François est revenu sur ce thème mardi soir dans un discours à des prêtres et à des religieuses à la cathédrale de Santiago. Il a évoqué "ce grand mal douloureux" qui fait que les victimes et leurs familles ont "vu la confiance qu'elles avaient placée dans les ministres de l'Eglise trahie".

Le pape a également dit qu'il comprenait la douleur des prêtres et des religieuses qui n'avaient rien à voir avec les agressions sexuelles et sur qui le scandale avait injustement retenti. Il a évoqué "les insultes dans le métro ou dans la rue".

Au moins huit églises catholiques ont été attaquée au Chili depuis une semaine. Lundi, quelques heures après l'arrivée du pape au Chili, deux petites églises en bois ont été incendiées près de Temuco, où François doit se rendre ce mercredi.

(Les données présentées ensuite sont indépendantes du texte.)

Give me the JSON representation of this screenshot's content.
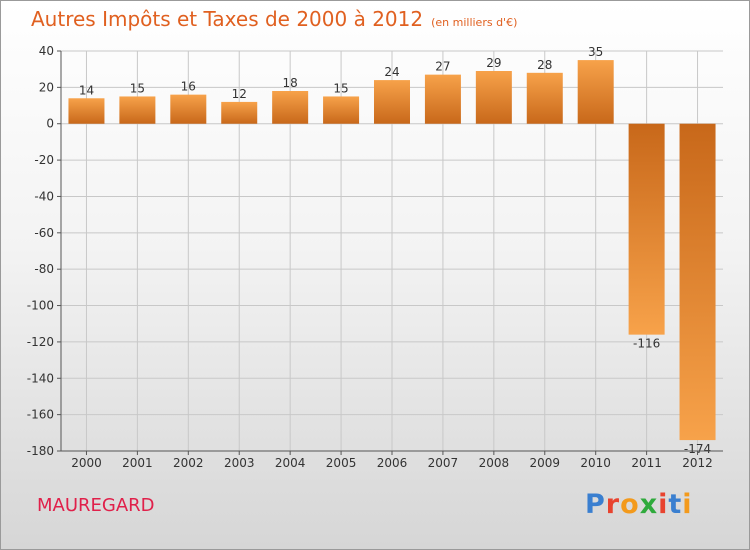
{
  "header": {
    "title": "Autres Impôts et Taxes de 2000 à 2012",
    "unit": "(en milliers d'€)"
  },
  "commune": "MAUREGARD",
  "logo": {
    "text": "Proxiti",
    "letter_colors": [
      "#3a7fd0",
      "#e8432f",
      "#f39a1c",
      "#2faa3c",
      "#e8432f",
      "#3a7fd0",
      "#f39a1c"
    ]
  },
  "colors": {
    "title": "#e06020",
    "commune": "#e0204a",
    "bar_light": "#f7a24a",
    "bar_dark": "#c8681a",
    "grid": "#c8c8c8",
    "axis": "#555555",
    "text": "#333333"
  },
  "chart_data": {
    "type": "bar",
    "categories": [
      "2000",
      "2001",
      "2002",
      "2003",
      "2004",
      "2005",
      "2006",
      "2007",
      "2008",
      "2009",
      "2010",
      "2011",
      "2012"
    ],
    "values": [
      14,
      15,
      16,
      12,
      18,
      15,
      24,
      27,
      29,
      28,
      35,
      -116,
      -174
    ],
    "ylim": [
      -180,
      40
    ],
    "yticks": [
      40,
      20,
      0,
      -20,
      -40,
      -60,
      -80,
      -100,
      -120,
      -140,
      -160,
      -180
    ],
    "grid": true,
    "title": "Autres Impôts et Taxes de 2000 à 2012",
    "ylabel": "",
    "xlabel": ""
  }
}
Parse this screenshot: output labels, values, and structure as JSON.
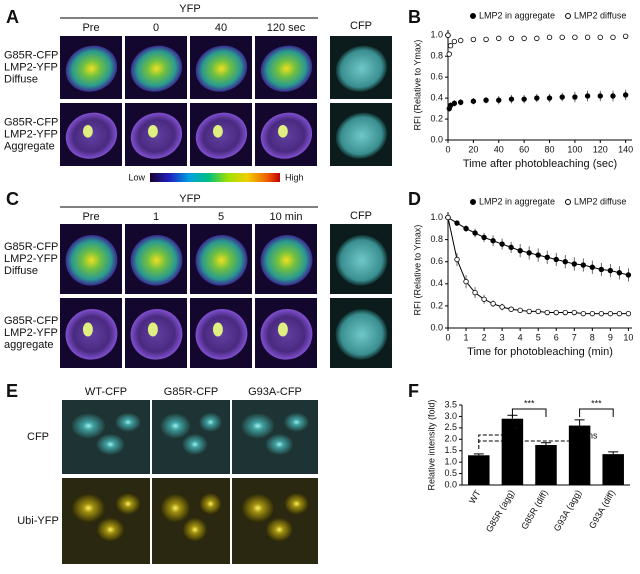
{
  "panel_a": {
    "label": "A",
    "header": "YFP",
    "columns": [
      "Pre",
      "0",
      "40",
      "120 sec"
    ],
    "cfp_header": "CFP",
    "rows": [
      [
        "G85R-CFP",
        "LMP2-YFP",
        "Diffuse"
      ],
      [
        "G85R-CFP",
        "LMP2-YFP",
        "Aggregate"
      ]
    ],
    "colorbar": {
      "low": "Low",
      "high": "High"
    }
  },
  "panel_c": {
    "label": "C",
    "header": "YFP",
    "columns": [
      "Pre",
      "1",
      "5",
      "10 min"
    ],
    "cfp_header": "CFP",
    "rows": [
      [
        "G85R-CFP",
        "LMP2-YFP",
        "Diffuse"
      ],
      [
        "G85R-CFP",
        "LMP2-YFP",
        "aggregate"
      ]
    ]
  },
  "panel_e": {
    "label": "E",
    "columns": [
      "WT-CFP",
      "G85R-CFP",
      "G93A-CFP"
    ],
    "rows": [
      "CFP",
      "Ubi-YFP"
    ]
  },
  "chart_data": [
    {
      "type": "line",
      "panel": "B",
      "connect": false,
      "xlabel": "Time after photobleaching (sec)",
      "ylabel": "RFI (Relative to Ymax)",
      "x": [
        0,
        1,
        2,
        5,
        10,
        20,
        30,
        40,
        50,
        60,
        70,
        80,
        90,
        100,
        110,
        120,
        130,
        140
      ],
      "xlim": [
        0,
        145
      ],
      "xticks": [
        0,
        20,
        40,
        60,
        80,
        100,
        120,
        140
      ],
      "ylim": [
        0,
        1.05
      ],
      "yticks": [
        {
          "value": 0,
          "label": "0.0"
        },
        0.2,
        0.4,
        0.6,
        0.8,
        {
          "value": 1,
          "label": "1.0"
        }
      ],
      "series": [
        {
          "name": "LMP2 in aggregate",
          "color": "#000",
          "marker": "filled",
          "values": [
            1.0,
            0.3,
            0.33,
            0.35,
            0.36,
            0.37,
            0.38,
            0.38,
            0.39,
            0.39,
            0.4,
            0.4,
            0.41,
            0.41,
            0.42,
            0.42,
            0.42,
            0.43
          ],
          "errors": [
            0.02,
            0.03,
            0.03,
            0.03,
            0.03,
            0.03,
            0.03,
            0.04,
            0.04,
            0.04,
            0.04,
            0.04,
            0.04,
            0.05,
            0.05,
            0.05,
            0.05,
            0.05
          ]
        },
        {
          "name": "LMP2 diffuse",
          "color": "#000",
          "marker": "open",
          "values": [
            1.0,
            0.82,
            0.9,
            0.94,
            0.95,
            0.96,
            0.96,
            0.97,
            0.97,
            0.97,
            0.97,
            0.98,
            0.98,
            0.98,
            0.98,
            0.98,
            0.98,
            0.99
          ],
          "errors": [
            0.01,
            0.02,
            0.01,
            0.01,
            0.01,
            0.01,
            0.01,
            0.01,
            0.01,
            0.01,
            0.01,
            0.01,
            0.01,
            0.01,
            0.01,
            0.01,
            0.01,
            0.01
          ]
        }
      ]
    },
    {
      "type": "line",
      "panel": "D",
      "connect": true,
      "xlabel": "Time for photobleaching (min)",
      "ylabel": "RFI (Relative to Ymax)",
      "x": [
        0,
        0.5,
        1,
        1.5,
        2,
        2.5,
        3,
        3.5,
        4,
        4.5,
        5,
        5.5,
        6,
        6.5,
        7,
        7.5,
        8,
        8.5,
        9,
        9.5,
        10
      ],
      "xlim": [
        0,
        10.2
      ],
      "xticks": [
        0,
        1,
        2,
        3,
        4,
        5,
        6,
        7,
        8,
        9,
        10
      ],
      "ylim": [
        0,
        1.05
      ],
      "yticks": [
        {
          "value": 0,
          "label": "0.0"
        },
        0.2,
        0.4,
        0.6,
        0.8,
        {
          "value": 1,
          "label": "1.0"
        }
      ],
      "series": [
        {
          "name": "LMP2 in aggregate",
          "color": "#000",
          "marker": "filled",
          "values": [
            1.0,
            0.95,
            0.9,
            0.86,
            0.82,
            0.79,
            0.76,
            0.73,
            0.7,
            0.68,
            0.66,
            0.64,
            0.62,
            0.6,
            0.58,
            0.57,
            0.55,
            0.53,
            0.52,
            0.5,
            0.48
          ],
          "errors": [
            0.01,
            0.02,
            0.03,
            0.04,
            0.04,
            0.05,
            0.05,
            0.05,
            0.06,
            0.06,
            0.06,
            0.06,
            0.06,
            0.06,
            0.06,
            0.06,
            0.06,
            0.06,
            0.06,
            0.06,
            0.06
          ]
        },
        {
          "name": "LMP2 diffuse",
          "color": "#000",
          "marker": "open",
          "values": [
            1.0,
            0.62,
            0.42,
            0.32,
            0.26,
            0.22,
            0.19,
            0.17,
            0.16,
            0.15,
            0.15,
            0.14,
            0.14,
            0.14,
            0.14,
            0.13,
            0.13,
            0.13,
            0.13,
            0.13,
            0.13
          ],
          "errors": [
            0.01,
            0.06,
            0.06,
            0.05,
            0.04,
            0.03,
            0.03,
            0.02,
            0.02,
            0.02,
            0.02,
            0.02,
            0.01,
            0.01,
            0.01,
            0.01,
            0.01,
            0.01,
            0.01,
            0.01,
            0.01
          ]
        }
      ]
    },
    {
      "type": "bar",
      "panel": "F",
      "ylabel": "Relative intensity (fold)",
      "color": "#000",
      "categories": [
        "WT",
        "G85R (agg)",
        "G85R (diff)",
        "G93A (agg)",
        "G93A (diff)"
      ],
      "values": [
        1.3,
        2.9,
        1.75,
        2.6,
        1.35
      ],
      "errors": [
        0.06,
        0.15,
        0.1,
        0.25,
        0.1
      ],
      "ylim": [
        0,
        3.5
      ],
      "yticks": [
        {
          "value": 0,
          "label": "0.0"
        },
        0.5,
        {
          "value": 1,
          "label": "1.0"
        },
        1.5,
        {
          "value": 2,
          "label": "2.0"
        },
        2.5,
        {
          "value": 3,
          "label": "3.0"
        },
        3.5
      ],
      "annotations": [
        "***",
        "*",
        "ns",
        "***"
      ]
    }
  ]
}
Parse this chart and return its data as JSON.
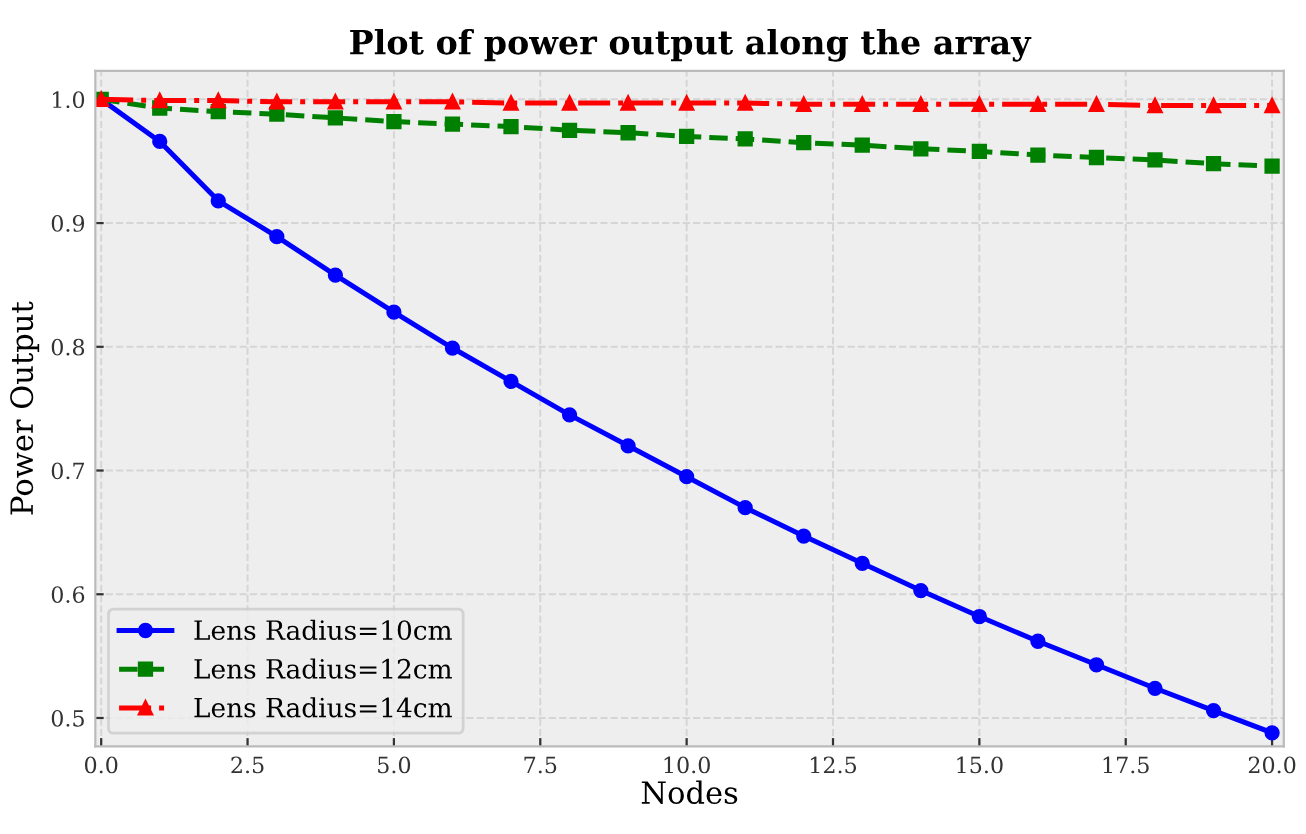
{
  "chart_data": {
    "type": "line",
    "title": "Plot of power output along the array",
    "xlabel": "Nodes",
    "ylabel": "Power Output",
    "x": [
      0,
      1,
      2,
      3,
      4,
      5,
      6,
      7,
      8,
      9,
      10,
      11,
      12,
      13,
      14,
      15,
      16,
      17,
      18,
      19,
      20
    ],
    "series": [
      {
        "name": "Lens Radius=10cm",
        "color": "#0000ff",
        "marker": "circle",
        "line_style": "solid",
        "values": [
          1.0,
          0.966,
          0.918,
          0.889,
          0.858,
          0.828,
          0.799,
          0.772,
          0.745,
          0.72,
          0.695,
          0.67,
          0.647,
          0.625,
          0.603,
          0.582,
          0.562,
          0.543,
          0.524,
          0.506,
          0.488
        ]
      },
      {
        "name": "Lens Radius=12cm",
        "color": "#008000",
        "marker": "square",
        "line_style": "dashed",
        "values": [
          1.0,
          0.993,
          0.99,
          0.988,
          0.985,
          0.982,
          0.98,
          0.978,
          0.975,
          0.973,
          0.97,
          0.968,
          0.965,
          0.963,
          0.96,
          0.958,
          0.955,
          0.953,
          0.951,
          0.948,
          0.946
        ]
      },
      {
        "name": "Lens Radius=14cm",
        "color": "#ff0000",
        "marker": "triangle",
        "line_style": "dashdot",
        "values": [
          1.0,
          0.999,
          0.999,
          0.998,
          0.998,
          0.998,
          0.998,
          0.997,
          0.997,
          0.997,
          0.997,
          0.997,
          0.996,
          0.996,
          0.996,
          0.996,
          0.996,
          0.996,
          0.995,
          0.995,
          0.995
        ]
      }
    ],
    "xlim": [
      -0.1,
      20.2
    ],
    "ylim": [
      0.477,
      1.023
    ],
    "xticks": [
      {
        "value": 0,
        "label": "0.0"
      },
      2.5,
      {
        "value": 5,
        "label": "5.0"
      },
      7.5,
      {
        "value": 10,
        "label": "10.0"
      },
      12.5,
      {
        "value": 15,
        "label": "15.0"
      },
      17.5,
      {
        "value": 20,
        "label": "20.0"
      }
    ],
    "yticks": [
      0.5,
      0.6,
      0.7,
      0.8,
      0.9,
      {
        "value": 1,
        "label": "1.0"
      }
    ],
    "grid": true,
    "legend": "bottom left"
  }
}
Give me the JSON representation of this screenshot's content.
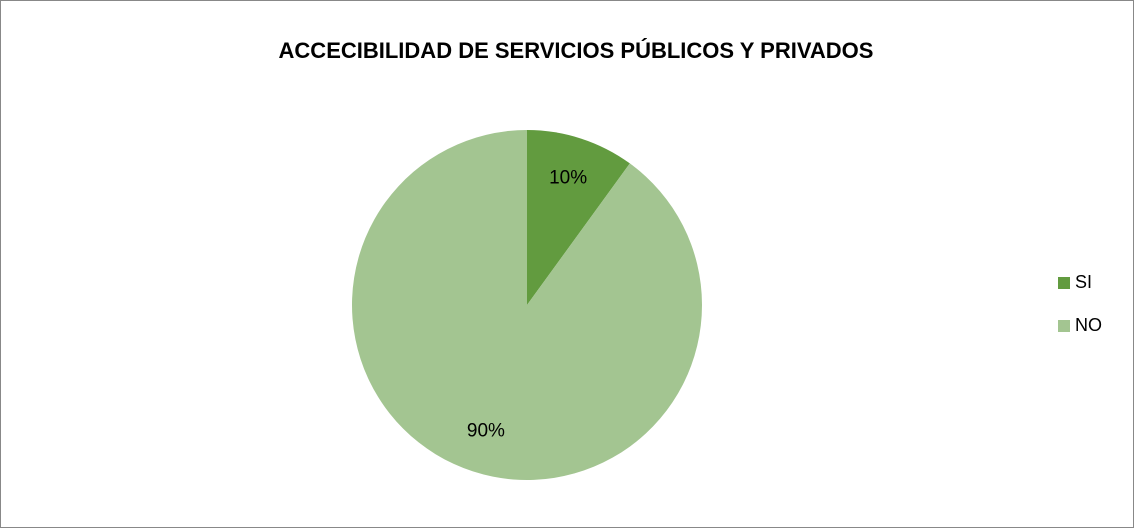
{
  "chart_data": {
    "type": "pie",
    "title": "ACCECIBILIDAD DE SERVICIOS PÚBLICOS Y PRIVADOS",
    "categories": [
      "SI",
      "NO"
    ],
    "values": [
      10,
      90
    ],
    "value_labels": [
      "10%",
      "90%"
    ],
    "colors": [
      "#629b3f",
      "#a3c591"
    ],
    "legend": "right"
  }
}
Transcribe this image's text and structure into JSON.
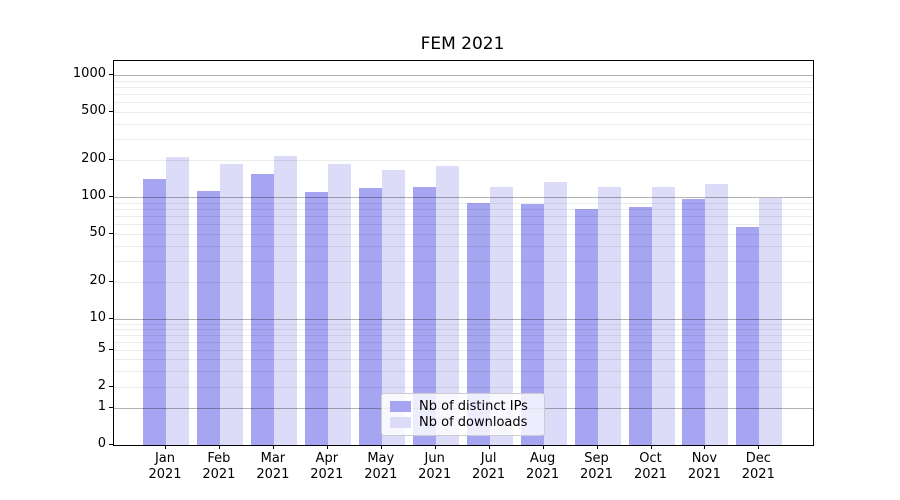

Les indiens Mapuche qui vivent dans la région accusent l'Etat chilien et les sociétés privées de leur prendre leurs terres ancestrales. Les Mapuche soulignent que la cérémonie qui doit avoir lieu en présence du pape se tiendra sur des terrains saisis.

A dix pâtés de maison de la messe donnée mardi, des affrontements ont eu lieu entre la police anti-émeute et des personnes qui manifestaient contre les affaires de pédophilie et le coût de la visite du pape, estimé à 17 millions de dollars (14 millions d'euros).

"Complice des pédophiles", pouvait-on lire sur une des banderoles.